Of course, Kerry ended up in harms way, but he was not too far off from Blumenthal, a privileged, well-educated young man that did not want to fight in the war. Kerry managed to distinguish himself, but that did not stop Republicans from attacking him. Today, it is Republican candidate Linda McMahon that is taking credit for the opposition research that inspired the Times report.
Looking at the statements that have been attributed to Blumenthal, it strikes a personal chord. Last year I left the Navy after 11 years of service as a Naval Officer, and while I deployed to the Persian Gulf, and served briefly in areas from which I received special hazardous duty pay, I never went to Afghanistan or Iraq. Still, I received a Medal after September 11 for service in the ‘Global War on Terror.’ When I went to the Department of Motor Vehicles, I received a license plate that has ‘Veteran’ on it, based on my active-duty service around the world after 9/11. Today, we treat Veterans very different than we did back in the 1970s. Still, I have no doubt that in coming years there will be political attacks on Veterans for ‘not really’ serving in the War on Terror.
Blumenthal’s statements to me do not fall to the level of lies, but merely ambiguities about his generation and war. Clearly, the McMahon campaign hopes that this will sink Blumenthal. Looking back at Blumenthal’s experience prior to his enlistment, and after enlisting in the Marine Reserves, there does not appear to be a lot of distance between Blumenthal and Kerry. They tried to avoid the war, like many privileged and educated kids did during the Draft.

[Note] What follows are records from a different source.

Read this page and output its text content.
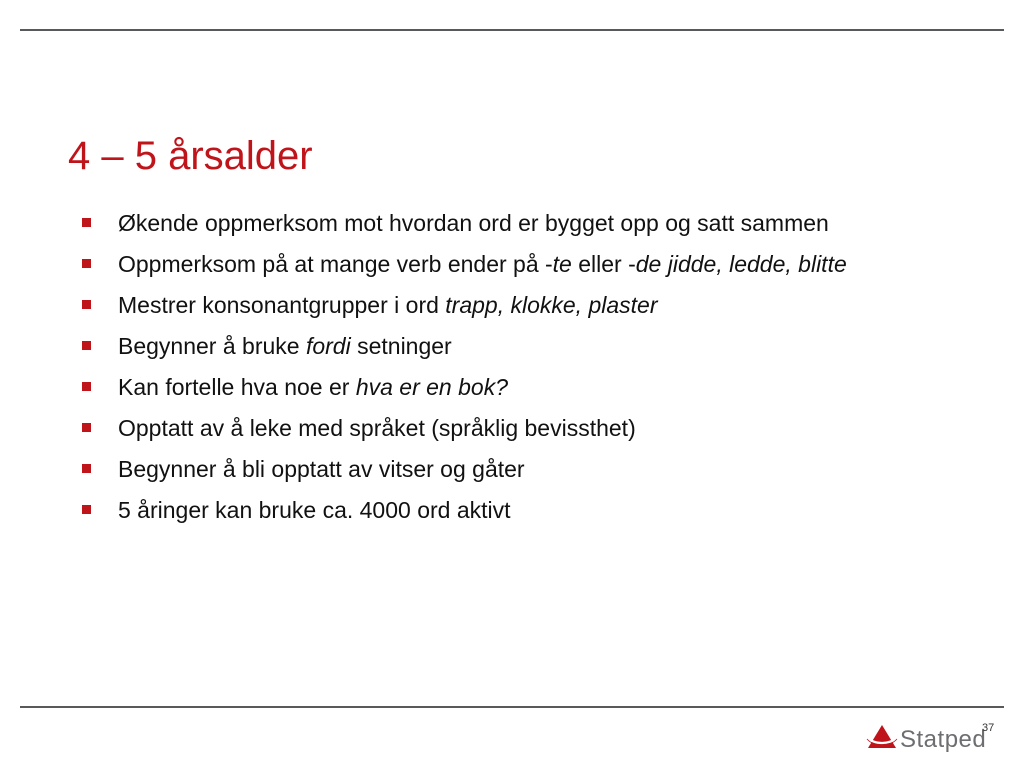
4 – 5 årsalder
Økende oppmerksom mot hvordan ord er bygget opp og satt sammen
Oppmerksom på at mange verb ender på -te eller -de jidde, ledde, blitte
Mestrer konsonantgrupper i ord trapp, klokke, plaster
Begynner å bruke fordi setninger
Kan fortelle hva noe er hva er en bok?
Opptatt av å leke med språket (språklig bevissthet)
Begynner å bli opptatt av vitser og gåter
5 åringer kan bruke ca. 4000 ord aktivt
Statped
37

Ultimately, Blumenthal spent that time serving his country in a different but also honorable way. While there was some ambiguity about how people described that experience, and while Blumenthal should have been more careful about the conclusions that reporters and supporters made, this episode will be blown way out of proportion. That is what happens in modern politics. In some ways Americans of Vietnam vintage have still not come to terms about how Veterans were treated, and how military service in the 1960s and 1970s is viewed. Unfortunately, long after the Americans left Saigon, that conflict continues to eat us from within. Ultimately, Blumenthal should be judged on his political accomplishments, which Connecticut residents of all stripes have long valued.